Schallentstehung und Schallausbreitung

Wir Menschen können Geräusche grundsätzlich auf zwei unterschiedliche Arten wahrnehmen:

 

Meist hören wir Schall mit dem Gehör – hierbei regen die auf uns einwirkenden Luftschallwellen unser Trommelfell und damit unser Innenohr zum Schwingen an. Unser Gehirn verarbeitet diese Schwingungen – wir hören.

 

Schall können wir auch fühlen – wenn sich Schwingungen über Festkörper ausbreiten. Beispielsweise können wir einen vibrierenden Fußboden mit den Füßen spüren.

 

Demzufolge unterscheiden wir Luftschallquellen (können wir hören) und Körperschallquellen (können wir fühlen).

 

 

Die von Schallquellen emittierten Schallwellen breiten sich entweder in Festkörpern (Beispiel: Ganghebel im Auto), Flüssigkeiten (Beispiel: der Gesang der Wale im Meer) oder Gasen (Beispiel: Musik im Raum) aus.

EIN BISSCHEN PSYCHOAKUSTIK - ÜBER DIE WAHRNEHMUNG VERSCHIEDENER GERÄUSCHE ...

Ton, Klang, Geräusch, Knall - Effekte der Akustik

Recht interessant ist der Unterschied zwischen einem Ton, einem Klang und einem Geräusch.

 

Einzeltöne werden meistens auf elektronischem Weg erzeugt, indem eine reine Sinusschwingung generiert wird. Sie werden als Pfeifen oder Summen wahrgenommen.

 

Musikinstrumente geben Klänge von sich. Sie erzeugen keine reinen Sinusschwingungen sondern eine Mischung aus miteinander verwobenen Sinusschwingungen. Wir hören die niedrigste im Klang vorhandene Frequenz als Tonhöhe. Die Klangfarbe, also ob wir ein Klavier hören oder eine Gitarre, hängt davon ab, wie sich die Obertöne zur Grundschwingung verhalten (Frequenzspektrum) und wie das Musikinstrument anschwingt und ausklingt (Zeitverlauf).

 

Ein Geräusch wiederum ist ein Gemisch verschiedenster, nicht oder nur schwach zusammenhängender Frequenzen. Mit dem Ausdruck "Geräusch" wird auch das Wort Rauschen (Wasserfall, etc.) verbunden. In einem Knall, also in einem sehr kurzzeitig vorhandenen Druckimpuls sind sehr viele Einzelfrequenzen vorhanden.

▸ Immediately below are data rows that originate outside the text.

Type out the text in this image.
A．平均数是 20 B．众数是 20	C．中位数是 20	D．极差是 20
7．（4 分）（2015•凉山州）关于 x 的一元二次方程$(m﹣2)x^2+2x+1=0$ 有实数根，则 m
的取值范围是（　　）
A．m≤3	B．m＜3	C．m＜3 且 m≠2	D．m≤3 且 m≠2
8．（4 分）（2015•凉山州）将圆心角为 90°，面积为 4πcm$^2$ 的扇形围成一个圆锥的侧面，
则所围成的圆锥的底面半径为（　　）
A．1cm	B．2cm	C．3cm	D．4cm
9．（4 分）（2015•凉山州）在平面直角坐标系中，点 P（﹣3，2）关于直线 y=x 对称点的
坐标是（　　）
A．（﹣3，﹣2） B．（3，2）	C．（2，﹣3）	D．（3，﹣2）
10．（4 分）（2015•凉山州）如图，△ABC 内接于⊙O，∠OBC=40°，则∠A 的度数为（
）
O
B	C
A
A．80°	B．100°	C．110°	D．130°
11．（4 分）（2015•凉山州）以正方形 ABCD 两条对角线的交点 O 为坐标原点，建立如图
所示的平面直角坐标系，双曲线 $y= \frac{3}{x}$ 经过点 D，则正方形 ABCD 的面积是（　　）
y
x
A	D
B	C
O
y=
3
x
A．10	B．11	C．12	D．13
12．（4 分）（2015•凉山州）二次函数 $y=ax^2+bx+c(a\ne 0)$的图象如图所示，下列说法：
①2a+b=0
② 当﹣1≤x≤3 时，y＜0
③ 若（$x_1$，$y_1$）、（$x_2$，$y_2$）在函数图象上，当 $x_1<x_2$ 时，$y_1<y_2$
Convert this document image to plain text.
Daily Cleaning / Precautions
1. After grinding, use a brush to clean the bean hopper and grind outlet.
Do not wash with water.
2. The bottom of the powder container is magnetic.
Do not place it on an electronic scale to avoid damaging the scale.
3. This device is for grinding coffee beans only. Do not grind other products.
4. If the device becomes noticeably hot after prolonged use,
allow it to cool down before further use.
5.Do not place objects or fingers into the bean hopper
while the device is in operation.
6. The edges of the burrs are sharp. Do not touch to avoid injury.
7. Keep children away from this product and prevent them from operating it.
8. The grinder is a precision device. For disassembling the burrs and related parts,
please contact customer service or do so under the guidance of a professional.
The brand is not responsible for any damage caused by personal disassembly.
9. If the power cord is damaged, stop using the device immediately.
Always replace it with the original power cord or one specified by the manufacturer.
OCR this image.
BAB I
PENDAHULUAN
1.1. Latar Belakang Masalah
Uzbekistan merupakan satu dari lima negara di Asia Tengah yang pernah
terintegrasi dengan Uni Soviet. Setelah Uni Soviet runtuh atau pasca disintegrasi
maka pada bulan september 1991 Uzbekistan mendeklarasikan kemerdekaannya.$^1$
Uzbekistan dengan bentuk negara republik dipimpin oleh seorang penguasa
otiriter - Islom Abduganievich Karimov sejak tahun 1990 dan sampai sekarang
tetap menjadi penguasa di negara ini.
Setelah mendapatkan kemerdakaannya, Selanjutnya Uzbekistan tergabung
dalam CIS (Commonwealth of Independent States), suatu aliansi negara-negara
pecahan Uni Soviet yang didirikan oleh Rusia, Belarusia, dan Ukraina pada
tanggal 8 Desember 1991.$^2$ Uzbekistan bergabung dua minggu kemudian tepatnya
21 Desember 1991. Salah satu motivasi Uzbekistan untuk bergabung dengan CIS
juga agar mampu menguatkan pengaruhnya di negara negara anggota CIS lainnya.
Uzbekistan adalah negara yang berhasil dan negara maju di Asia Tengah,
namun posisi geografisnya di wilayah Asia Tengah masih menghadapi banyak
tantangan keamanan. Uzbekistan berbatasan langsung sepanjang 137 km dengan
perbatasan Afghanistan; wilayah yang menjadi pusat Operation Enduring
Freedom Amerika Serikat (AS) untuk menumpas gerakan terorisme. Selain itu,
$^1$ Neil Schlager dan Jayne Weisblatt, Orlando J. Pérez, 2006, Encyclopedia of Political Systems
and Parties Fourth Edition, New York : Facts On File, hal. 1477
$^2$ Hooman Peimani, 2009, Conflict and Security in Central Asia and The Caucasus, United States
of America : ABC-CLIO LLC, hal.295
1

WIE ENTSTEHT SCHALL? WER ERZEUGT IHN?

Die wichtigsten Schallquellen

Wie aus einer Quelle im Wald Wasser entspringt erzeugt eine Schallquelle selbstredend Schall.

 

In unserer Welt gibt es unglaublich viele Schallquellen, die meisten sind uns natürlich bekannt. Neben schwingenden Festkörpern (z.B. Gitarrensaiten) können auch Luftsäulen schwingen (z.B. Orgel). Sehr bekannt sind uns schwingende Membranen, welche sich als Lautsprecher in unseren Musiksystemen zu erkennen geben. Auch Trommeln sind schwingende Mebranen. Und unser  "Trommelfell" ist eine in unserem Ohr eine schwingende Membran.

 

Die von den Schallquellen erzeugte Energie gelangt über das umgebende Medium zu den natürlichen oder künstlichen Schallempfängern (Ohren, Mikrofone, etc.).

 

WIE SCHNELL IST SCHALL? IST ER ÜBERALL ODER AN BESTIMMTEN ORTEN?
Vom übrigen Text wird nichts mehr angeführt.